Yaşadığımız tecrübeler; anormal istek gösteren, bütün dertleri diğerlerinin yapıp ettiklerini gözlemlemek olan ve şüphe uyandıracak şekilde etrafını kontrol eden kişilerden sakınmamız gerektiğini gösteriyor.
Toplumsal protesto hareketi gizli ve açık tek bir yol izledi. O da; istekleri gerçekleşinceye kadar bir süre iş bırakmaktı. Bu ister işyerlerinde ister evlerde kalarak yapılmış olsun aynı etkiyi yaptı. Bu sayede başarı ya da başarısızlık görüntüleri kıyas edilebilir. Toplam kitlenin %75-90’ı iş bırakma eylemine katılırsa protestonun başarılı olduğu söylenir. Katılım bundan çok az olursa protesto başarılı olmamıştır.
Gösteri için kullanılan yol güvenilirse bunda bir sorun yoktur.
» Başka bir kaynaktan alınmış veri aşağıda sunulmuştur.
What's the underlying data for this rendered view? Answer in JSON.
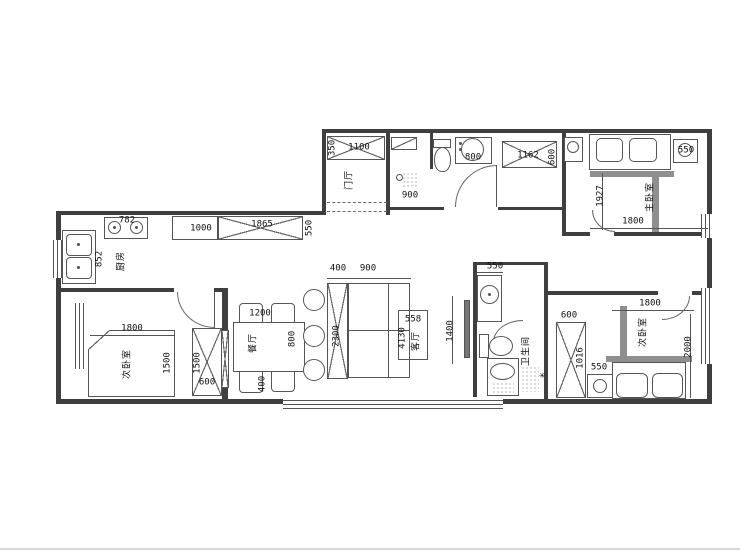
{
  "rooms": {
    "entry": "门厅",
    "kitchen": "厨房",
    "bedroom_left": "次卧室",
    "dining": "餐厅",
    "living": "客厅",
    "bathroom": "卫生间",
    "bedroom_right": "次卧室",
    "master": "主卧室"
  },
  "dims": {
    "entry_closet_w": "1100",
    "entry_closet_d": "350",
    "hall_w": "900",
    "vanity_w": "800",
    "window_top_w": "1162",
    "window_top_h": "600",
    "master_nightstand": "550",
    "master_depth": "1927",
    "master_width": "1800",
    "stove_w": "782",
    "sink_run": "852",
    "cabinet_a": "1000",
    "cabinet_b": "1865",
    "cabinet_d": "550",
    "bl_width": "1800",
    "bl_bed": "1500",
    "bl_ward_h": "1500",
    "bl_ward_w": "600",
    "table_w": "1200",
    "table_d": "800",
    "dining_gap": "400",
    "sofa_chaise": "400",
    "sofa_w": "900",
    "sofa_len": "2300",
    "living_a": "558",
    "living_b": "4130",
    "tv_w": "1400",
    "bath_niche": "550",
    "br_ward_w": "600",
    "br_ward_h": "1016",
    "br_nightstand": "550",
    "br_width": "1800",
    "br_depth": "2000"
  },
  "colors": {
    "wall": "#3f3f3f",
    "beam": "#8f8f8f",
    "line": "#555555",
    "background": "#ffffff"
  }
}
Fakat tecrübeler göstermiştir ki; bu yol, kalabalık topluluklar ya da kamuya ve özel mülkiyete ait binalara zarar vererek protesto hareketini kötülemeyi hedefleyen provokatörler tarafından istismar edilip kullanılabilir. Bunu da her şeyin birbirine karıştığı kaos ortamı izler. Bu yüzden bu işe başlamadan önce inceleme ve araştırmada bulunmak gerekir.
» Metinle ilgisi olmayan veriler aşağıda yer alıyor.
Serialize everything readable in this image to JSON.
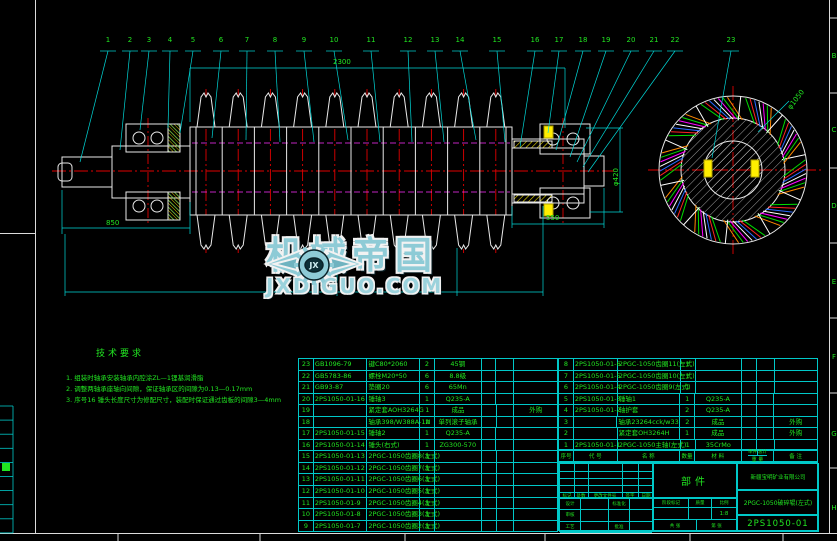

Başka bir makalede şunları söylemiştim: Mısır vatandaşının ekmek, işsizlik, sağlık, ulaşım, pahalılık, ücretlerin düşmesi, eğitim gibi alanlarda yaşadığı bütün krizler amansız bir hastalık ya da kökleşmiş bir krizin; yolsuzluk ve dikta rejimi krizinin görüntüleridir
Şimdi şu soru zihinlerde belirmektedir: Toplumsal protesto hareketleri siyasi protesto hareketlerine nasıl dönüştürülür? Hatta en azından iki yöntem arasında bir karışım sağlanması mümkün müdür?
Nazarımca; toplumsal protesto için iki hareket arasında –ya da daha çok- koordinasyon sağlanırsa hareket etkili olur. Bu aynı zamanda birinci derecede siyasi bir eylemdir de. Bu fikri, ulusal, siyasi, işçi ve sendikal sembollerin bu işi nasıl yapacaklarını görüşmek için bir araya gelmeleri gereken bir durumdur.
Evet, birçok engel çıkacak karşımıza. Rejimin güçleri tarafından bu işi gerçekleştirmeyelim diye hatta daha işe girişmeden takibata alınacağız. Biz düşünüyorsak onlar da düşünüyorlar. Fakat ısrar, devamlılık, ve dinç hareketle bütün bu engelleri aşabiliriz. Her işin başında ve sonunda başarı Allah’tandır, tevekkül O’nadır, yetki O’nundur.
* İhvan-ı Müslimin Genel Mürşid Birinci Yardımcısı Dr. Muhammed Habib'in bu analizi, Gülşen Topçu tarafından İsraHaber.com için tercüme edilmiştir.